Harare – For a net food importing country with infrastructural challenges and a volatile economic environment, Zimbabwe must make fast and hard decisions to contain coronavirus, ENN reports.
Amid concerns by citizens over its preparedness, the southern African country recorded its first positive case of the deadly virus on 20 March 2020, and the patient is being managed in the resort town of Victoria Falls. With news filtering in that two new coronavirus cases have been confirmed in Harare, bringing the total number of confirmed cases to three within 24 hours, the number of infected persons may multiply within a week.

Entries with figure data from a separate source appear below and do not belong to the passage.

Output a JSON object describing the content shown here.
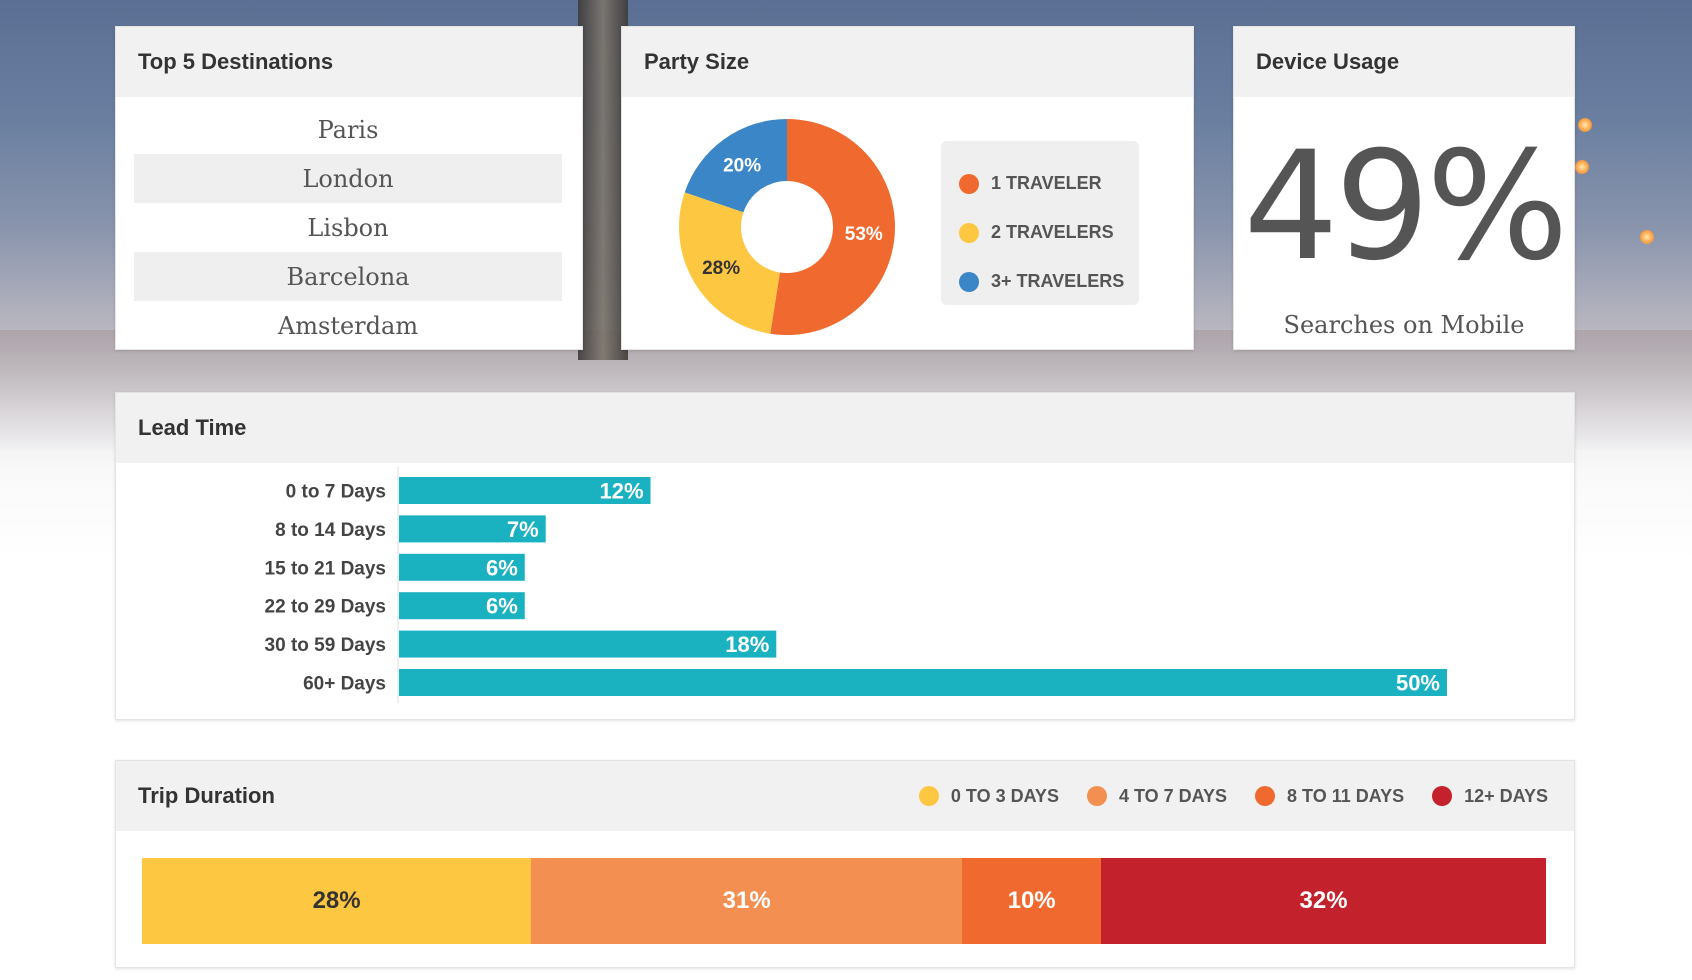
{
  "destinations": {
    "title": "Top 5 Destinations",
    "items": [
      "Paris",
      "London",
      "Lisbon",
      "Barcelona",
      "Amsterdam"
    ]
  },
  "party": {
    "title": "Party Size",
    "legend": [
      {
        "label": "1 TRAVELER",
        "color": "#f06a30"
      },
      {
        "label": "2 TRAVELERS",
        "color": "#fdc741"
      },
      {
        "label": "3+ TRAVELERS",
        "color": "#3b86c6"
      }
    ],
    "slice_labels": [
      "53%",
      "28%",
      "20%"
    ]
  },
  "device": {
    "title": "Device Usage",
    "value": "49%",
    "caption": "Searches on Mobile"
  },
  "lead": {
    "title": "Lead Time",
    "bar_color": "#1ab2c1",
    "labels": [
      "0 to 7 Days",
      "8 to 14 Days",
      "15 to 21 Days",
      "22 to 29 Days",
      "30 to 59 Days",
      "60+ Days"
    ],
    "value_labels": [
      "12%",
      "7%",
      "6%",
      "6%",
      "18%",
      "50%"
    ]
  },
  "trip": {
    "title": "Trip Duration",
    "legend": [
      {
        "label": "0 TO 3 DAYS",
        "color": "#fdc741"
      },
      {
        "label": "4 TO 7 DAYS",
        "color": "#f39051"
      },
      {
        "label": "8 TO 11 DAYS",
        "color": "#f06a30"
      },
      {
        "label": "12+ DAYS",
        "color": "#c3222d"
      }
    ],
    "segment_labels": [
      "28%",
      "31%",
      "10%",
      "32%"
    ]
  },
  "chart_data": [
    {
      "type": "pie",
      "title": "Party Size",
      "categories": [
        "1 TRAVELER",
        "2 TRAVELERS",
        "3+ TRAVELERS"
      ],
      "values": [
        53,
        28,
        20
      ],
      "legend": "right"
    },
    {
      "type": "bar",
      "title": "Lead Time",
      "orientation": "horizontal",
      "categories": [
        "0 to 7 Days",
        "8 to 14 Days",
        "15 to 21 Days",
        "22 to 29 Days",
        "30 to 59 Days",
        "60+ Days"
      ],
      "values": [
        12,
        7,
        6,
        6,
        18,
        50
      ],
      "xlim": [
        0,
        50
      ],
      "grid": false
    },
    {
      "type": "bar",
      "title": "Trip Duration",
      "orientation": "stacked-horizontal",
      "categories": [
        "0 TO 3 DAYS",
        "4 TO 7 DAYS",
        "8 TO 11 DAYS",
        "12+ DAYS"
      ],
      "values": [
        28,
        31,
        10,
        32
      ],
      "legend": "top-right"
    }
  ]
}
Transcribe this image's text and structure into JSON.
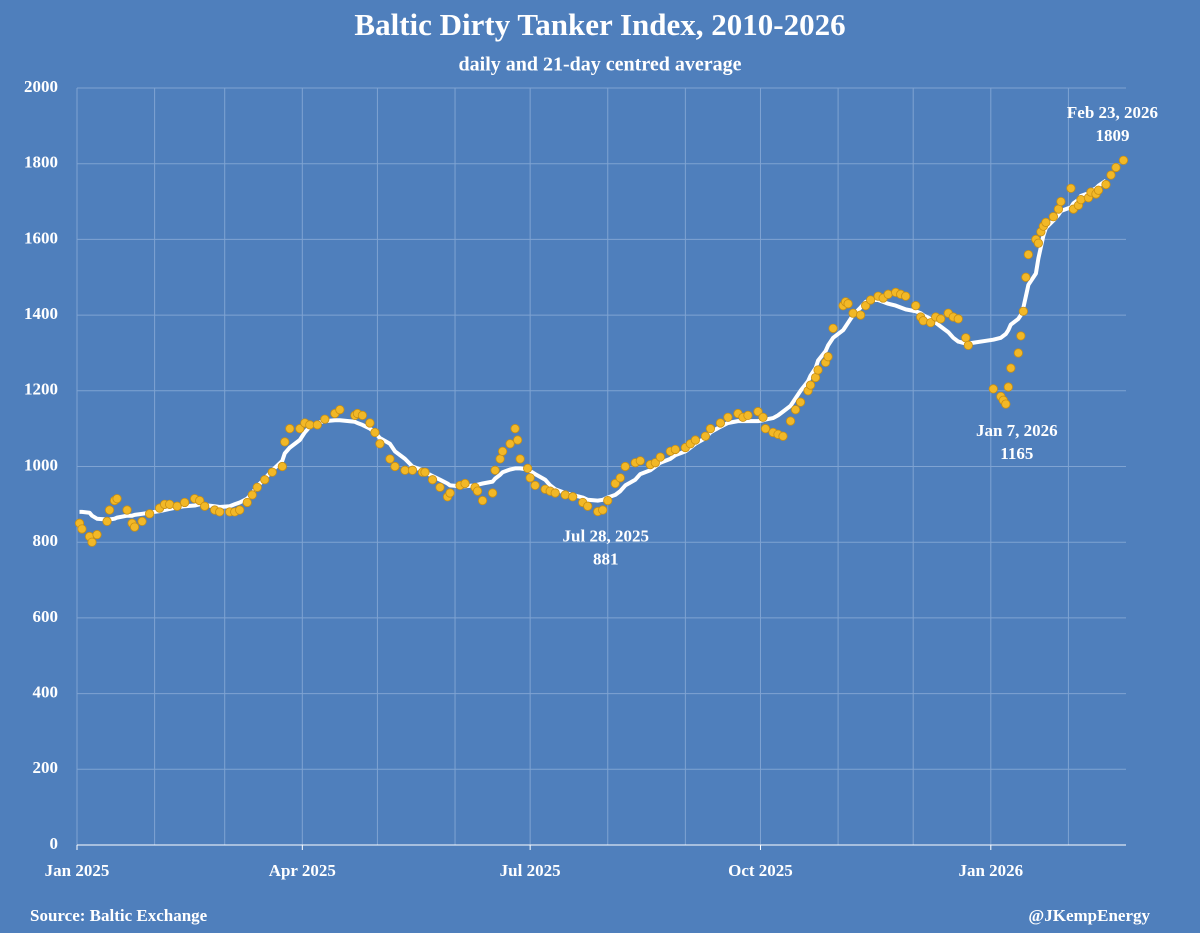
{
  "chart_data": {
    "type": "scatter-line",
    "title": "Baltic Dirty Tanker Index, 2010-2026",
    "subtitle": "daily and 21-day centred average",
    "source": "Source: Baltic Exchange",
    "credit": "@JKempEnergy",
    "x": [
      "2025-01-02",
      "2025-01-03",
      "2025-01-06",
      "2025-01-07",
      "2025-01-09",
      "2025-01-13",
      "2025-01-14",
      "2025-01-16",
      "2025-01-17",
      "2025-01-21",
      "2025-01-23",
      "2025-01-24",
      "2025-01-27",
      "2025-01-30",
      "2025-02-03",
      "2025-02-05",
      "2025-02-07",
      "2025-02-10",
      "2025-02-13",
      "2025-02-17",
      "2025-02-19",
      "2025-02-21",
      "2025-02-25",
      "2025-02-27",
      "2025-03-03",
      "2025-03-05",
      "2025-03-07",
      "2025-03-10",
      "2025-03-12",
      "2025-03-14",
      "2025-03-17",
      "2025-03-20",
      "2025-03-24",
      "2025-03-25",
      "2025-03-27",
      "2025-03-31",
      "2025-04-02",
      "2025-04-04",
      "2025-04-07",
      "2025-04-10",
      "2025-04-14",
      "2025-04-16",
      "2025-04-22",
      "2025-04-23",
      "2025-04-25",
      "2025-04-28",
      "2025-04-30",
      "2025-05-02",
      "2025-05-06",
      "2025-05-08",
      "2025-05-12",
      "2025-05-15",
      "2025-05-19",
      "2025-05-20",
      "2025-05-23",
      "2025-05-26",
      "2025-05-29",
      "2025-05-30",
      "2025-06-03",
      "2025-06-05",
      "2025-06-09",
      "2025-06-10",
      "2025-06-12",
      "2025-06-16",
      "2025-06-17",
      "2025-06-19",
      "2025-06-20",
      "2025-06-23",
      "2025-06-25",
      "2025-06-26",
      "2025-06-27",
      "2025-06-30",
      "2025-07-01",
      "2025-07-03",
      "2025-07-07",
      "2025-07-09",
      "2025-07-11",
      "2025-07-15",
      "2025-07-18",
      "2025-07-22",
      "2025-07-24",
      "2025-07-28",
      "2025-07-30",
      "2025-08-01",
      "2025-08-04",
      "2025-08-06",
      "2025-08-08",
      "2025-08-12",
      "2025-08-14",
      "2025-08-18",
      "2025-08-20",
      "2025-08-22",
      "2025-08-26",
      "2025-08-28",
      "2025-09-01",
      "2025-09-03",
      "2025-09-05",
      "2025-09-09",
      "2025-09-11",
      "2025-09-15",
      "2025-09-18",
      "2025-09-22",
      "2025-09-24",
      "2025-09-26",
      "2025-09-30",
      "2025-10-02",
      "2025-10-03",
      "2025-10-06",
      "2025-10-08",
      "2025-10-10",
      "2025-10-13",
      "2025-10-15",
      "2025-10-17",
      "2025-10-20",
      "2025-10-21",
      "2025-10-23",
      "2025-10-24",
      "2025-10-27",
      "2025-10-28",
      "2025-10-30",
      "2025-11-03",
      "2025-11-04",
      "2025-11-05",
      "2025-11-07",
      "2025-11-10",
      "2025-11-12",
      "2025-11-14",
      "2025-11-17",
      "2025-11-19",
      "2025-11-21",
      "2025-11-24",
      "2025-11-26",
      "2025-11-28",
      "2025-12-02",
      "2025-12-04",
      "2025-12-05",
      "2025-12-08",
      "2025-12-10",
      "2025-12-12",
      "2025-12-15",
      "2025-12-17",
      "2025-12-19",
      "2025-12-22",
      "2025-12-23",
      "2026-01-02",
      "2026-01-05",
      "2026-01-06",
      "2026-01-07",
      "2026-01-08",
      "2026-01-09",
      "2026-01-12",
      "2026-01-13",
      "2026-01-14",
      "2026-01-15",
      "2026-01-16",
      "2026-01-19",
      "2026-01-20",
      "2026-01-21",
      "2026-01-22",
      "2026-01-23",
      "2026-01-26",
      "2026-01-28",
      "2026-01-29",
      "2026-02-02",
      "2026-02-03",
      "2026-02-05",
      "2026-02-06",
      "2026-02-09",
      "2026-02-10",
      "2026-02-12",
      "2026-02-13",
      "2026-02-16",
      "2026-02-18",
      "2026-02-20",
      "2026-02-23"
    ],
    "series": [
      {
        "kind": "points",
        "color": "#f2b827",
        "values": [
          850,
          835,
          815,
          800,
          820,
          855,
          885,
          910,
          915,
          885,
          850,
          840,
          855,
          875,
          890,
          900,
          900,
          895,
          905,
          915,
          910,
          895,
          885,
          880,
          880,
          880,
          885,
          905,
          925,
          945,
          965,
          985,
          1000,
          1065,
          1100,
          1100,
          1115,
          1110,
          1110,
          1125,
          1140,
          1150,
          1135,
          1140,
          1135,
          1115,
          1090,
          1060,
          1020,
          1000,
          990,
          990,
          985,
          985,
          965,
          945,
          920,
          930,
          950,
          955,
          945,
          935,
          910,
          930,
          990,
          1020,
          1040,
          1060,
          1100,
          1070,
          1020,
          995,
          970,
          950,
          940,
          935,
          930,
          925,
          920,
          905,
          895,
          881,
          885,
          910,
          955,
          970,
          1000,
          1010,
          1015,
          1005,
          1010,
          1025,
          1040,
          1045,
          1050,
          1060,
          1070,
          1080,
          1100,
          1115,
          1130,
          1140,
          1130,
          1135,
          1145,
          1130,
          1100,
          1090,
          1085,
          1080,
          1120,
          1150,
          1170,
          1200,
          1215,
          1235,
          1255,
          1275,
          1290,
          1365,
          1425,
          1435,
          1430,
          1405,
          1400,
          1425,
          1440,
          1450,
          1445,
          1455,
          1460,
          1455,
          1450,
          1425,
          1395,
          1385,
          1380,
          1395,
          1390,
          1405,
          1395,
          1390,
          1340,
          1320,
          1205,
          1185,
          1175,
          1165,
          1210,
          1260,
          1300,
          1345,
          1410,
          1500,
          1560,
          1600,
          1590,
          1620,
          1635,
          1645,
          1660,
          1680,
          1700,
          1735,
          1680,
          1690,
          1705,
          1710,
          1725,
          1720,
          1730,
          1745,
          1770,
          1790,
          1809
        ]
      },
      {
        "kind": "line",
        "color": "#ffffff",
        "values": [
          880,
          880,
          878,
          870,
          862,
          860,
          860,
          862,
          865,
          870,
          870,
          872,
          875,
          878,
          882,
          885,
          888,
          892,
          895,
          897,
          900,
          898,
          895,
          893,
          895,
          900,
          905,
          915,
          930,
          948,
          968,
          990,
          1015,
          1035,
          1050,
          1070,
          1090,
          1105,
          1115,
          1120,
          1122,
          1122,
          1118,
          1115,
          1110,
          1100,
          1090,
          1075,
          1060,
          1040,
          1020,
          1000,
          990,
          985,
          975,
          965,
          955,
          950,
          948,
          948,
          950,
          952,
          955,
          960,
          968,
          978,
          985,
          992,
          995,
          995,
          995,
          992,
          988,
          980,
          965,
          950,
          940,
          930,
          925,
          918,
          912,
          910,
          912,
          918,
          925,
          935,
          950,
          965,
          980,
          990,
          1000,
          1010,
          1020,
          1030,
          1040,
          1050,
          1060,
          1075,
          1090,
          1105,
          1115,
          1120,
          1120,
          1120,
          1120,
          1122,
          1124,
          1128,
          1135,
          1145,
          1160,
          1180,
          1200,
          1225,
          1240,
          1260,
          1280,
          1305,
          1320,
          1340,
          1360,
          1370,
          1380,
          1400,
          1420,
          1435,
          1440,
          1440,
          1435,
          1430,
          1425,
          1420,
          1415,
          1410,
          1405,
          1400,
          1390,
          1380,
          1370,
          1355,
          1340,
          1330,
          1325,
          1325,
          1335,
          1340,
          1345,
          1350,
          1360,
          1375,
          1390,
          1400,
          1420,
          1450,
          1480,
          1510,
          1550,
          1580,
          1610,
          1630,
          1650,
          1665,
          1675,
          1685,
          1695,
          1705,
          1715,
          1722,
          1728,
          1735,
          1742,
          1755,
          null,
          null,
          null
        ]
      }
    ],
    "xlim": [
      "2025-01-01",
      "2026-02-24"
    ],
    "xticks": [
      {
        "value": "2025-01-01",
        "label": "Jan 2025"
      },
      {
        "value": "2025-04-01",
        "label": "Apr 2025"
      },
      {
        "value": "2025-07-01",
        "label": "Jul 2025"
      },
      {
        "value": "2025-10-01",
        "label": "Oct 2025"
      },
      {
        "value": "2026-01-01",
        "label": "Jan 2026"
      }
    ],
    "ylim": [
      0,
      2000
    ],
    "yticks": [
      0,
      200,
      400,
      600,
      800,
      1000,
      1200,
      1400,
      1600,
      1800,
      2000
    ],
    "grid": true,
    "annotations": [
      {
        "label": "Jul 28, 2025",
        "value": 881
      },
      {
        "label": "Jan 7, 2026",
        "value": 1165
      },
      {
        "label": "Feb 23, 2026",
        "value": 1809
      }
    ]
  }
}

Microsoft Billionaire Bill Gates believes that if a country does a good job with testing and shutting down borders and risky amenities, the virus would be under control within 6 -1o0 weeks. For poor Zimbabwe, health authorities’ capacity to test and detect the virus is questionable after a German national who freely passed through Zimbabwe, only to test positive for COVID-19 in Namibia two days later. Moving around the capital city, ENN correspondent Carol Mvundura was confronted by educational posters on COVID-19 from the Ministry of health and Child Care, a positive step by the authorities.
However, it remains business as usual in the capital as flea markets are operating and government managed ZUPCO passenger buses are overloading and ferrying an average of eighty people per bus to various destinations. Is it not time the Zimbabwe government bans all large passenger buses from operating until the virus is contained. This would be responsible leadership by president Mnangagwa.
The business community has taken precautions on hygiene through provision of hand sanitizers to customers at entry points, but there are no traffic management systems in place to minimise numbers in shops. Innovations that promote home shopping through home delivery services must be collectively rolled out by the business community to safely serve their customers at minimal additional costs.
Schools will be closing on the 24th of March, not too bad but not good enough for a country at crossroads. In times of crisis, children must be protected at all costs, and government should have ordered all education institutions to shut doors with immediate effect.
In Zimbabwe, sports bars and night clubs are popular entertainment spots for citizens. In the wake of COVID-19, is it not time for government to also monitor and minimise activity at these interactive entertainment platforms to save a generation.
Lastly, it is time Zimbabwe shuts down all its borders, and grounds its airline to ensure that there are no new cases of COVID-19 coming into the country. In 2011, when the national population was at 14.4 million, Zimbabwe had an average of 1.7 hospital beds per thousand people. With an increasing national population, now estimated at over 16 million, Zimbabwe has an average of 1 hospital bed per thousand people. In the wake of COVID-19, which has caused havoc in more stable economies like China, Italy and USA, Zimbabwe’s unpreparedness to financially tackle COVID-19 must be its stimulus in making hard decisions that will curb the spread of this deadly virus.